Após sete anos no cargo, o líder social-democrata se viu enfraquecido por uma crise política em meados de 2021. Em agosto, anunciou que renunciaria em novembro, um ano antes das eleições marcadas para setembro de 2022.

Magdalena Andersson, eleita no início de novembro para a direção dos social-democratas no lugar de Löfven, deve suceder-lhe como chefe de governo. Para isso, precisará do voto favorável do Parlamento, em uma data ainda não definida.

Embora a Suécia seja considerada um "paraíso" para a igualdade de gênero, o país nunca teve uma primeira-ministra.

- Uma 'sucessão rápida' -

"O povo sueco quer uma sucessão rápida", disse Löfven nesta quarta, que se despediu em Bruxelas no final de outubro, ao mesmo tempo que a chanceler alemã, Angela Merkel.

Este ex-soldador de 64 anos com jeito de boxeador devolveu o poder à esquerda em 2014, repetindo-se como primeiro-ministro depois de uma aproximação com a centro-direita nas eleições de 2018.

Hábil negociador, conseguiu, segundo especialistas, devolver seu partido - então "em completo caos" - aos trilhos.

"Mas ele nunca foi considerado um líder visionário para o futuro", embora "precisássemos dele quando o partido estava em apuros, e ele fez um bom trabalho", explicou Anders Sannerstedt, professor de Ciência Política da Universidade de Lund, em entrevista à AFP.

Em seu governo, teve de enfrentar o crescimento da extrema direita, uma crise migratória e sanitária, e assumiu até o fim a estratégia divergente da Suécia em relação à Covid-19.

Sua posição se enfraqueceu em junho, após uma inédita votação de desconfiança que pôs fim ao seu governo.
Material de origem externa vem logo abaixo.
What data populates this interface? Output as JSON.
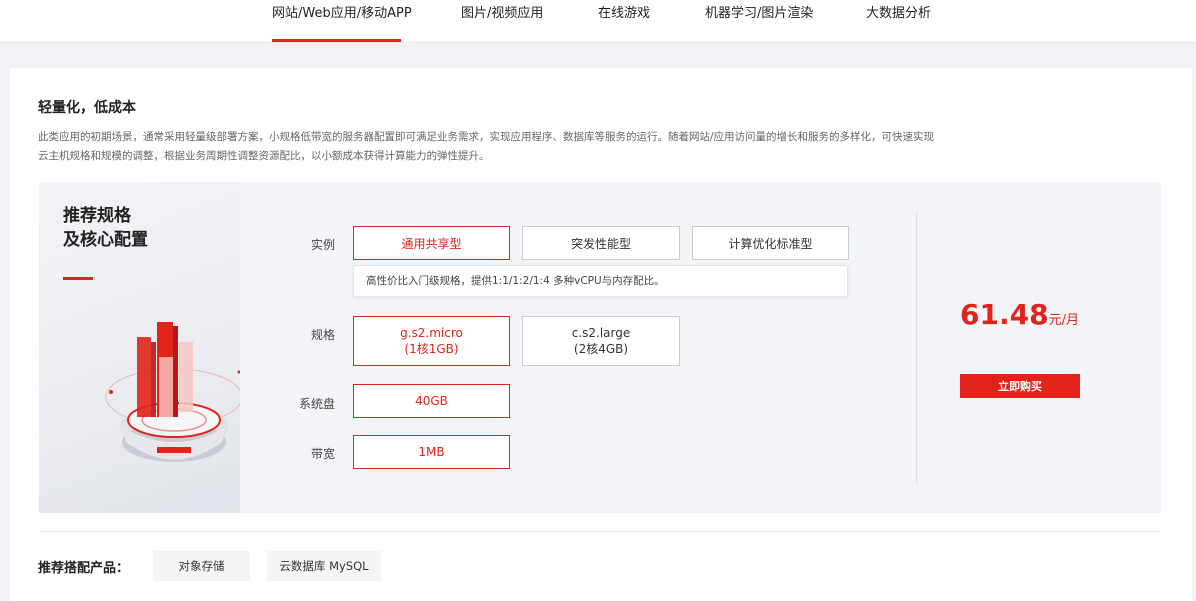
{
  "tabs": [
    {
      "label": "网站/Web应用/移动APP",
      "active": true
    },
    {
      "label": "图片/视频应用",
      "active": false
    },
    {
      "label": "在线游戏",
      "active": false
    },
    {
      "label": "机器学习/图片渲染",
      "active": false
    },
    {
      "label": "大数据分析",
      "active": false
    }
  ],
  "accent_color": "#e2231a",
  "section": {
    "title": "轻量化，低成本",
    "desc_line1": "此类应用的初期场景，通常采用轻量级部署方案，小规格低带宽的服务器配置即可满足业务需求，实现应用程序、数据库等服务的运行。随着网站/应用访问量的增长和服务的多样化，可快速实现",
    "desc_line2": "云主机规格和规模的调整，根据业务周期性调整资源配比，以小额成本获得计算能力的弹性提升。"
  },
  "visual": {
    "title_line1": "推荐规格",
    "title_line2": "及核心配置"
  },
  "config": {
    "instance_label": "实例",
    "instance_options": [
      "通用共享型",
      "突发性能型",
      "计算优化标准型"
    ],
    "instance_tip": "高性价比入门级规格，提供1:1/1:2/1:4 多种vCPU与内存配比。",
    "spec_label": "规格",
    "spec_options": [
      {
        "name": "g.s2.micro",
        "detail": "(1核1GB)"
      },
      {
        "name": "c.s2.large",
        "detail": "(2核4GB)"
      }
    ],
    "disk_label": "系统盘",
    "disk_value": "40GB",
    "bandwidth_label": "带宽",
    "bandwidth_value": "1MB"
  },
  "price": {
    "amount": "61.48",
    "unit": "元/月",
    "buy_label": "立即购买"
  },
  "recommend": {
    "label": "推荐搭配产品：",
    "items": [
      "对象存储",
      "云数据库 MySQL"
    ]
  }
}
A medida foi promovida pelo Partido de Esquerda em protesto contra um projeto de liberalização dos aluguéis.

Após uma semana de crise, Stefan Lofven foi devolvido ao cargo pelo Parlamento, em 7 de julho, mas permaneceu em uma posição frágil. Esta situação levou-o antecipar que renunciaria.

- Negociações

Agora liderados por Magdalena Andersson, os social-democratas enfrentarão o partido conservador Moderados, de Ulf Kristersson, que se aproximou da sigla anti-imigração Democratas da Suécia (SD), de Jimmie Åkesson, e está disposto a governar, com seu apoio no Parlamento.

Para se tornar a primeira mulher chefe de governo da Suécia, Andersson precisa não ser rejeitada por uma maioria absoluta (175 cadeiras do total de 349) dos membros do Parlamento.

Para conseguir isso, Andersson deve garantir o apoio conjunto de seus aliados verdes e de outros dois partidos - o Esquerda e o do Centro -, buscando conjugar interesses com frequência divergentes.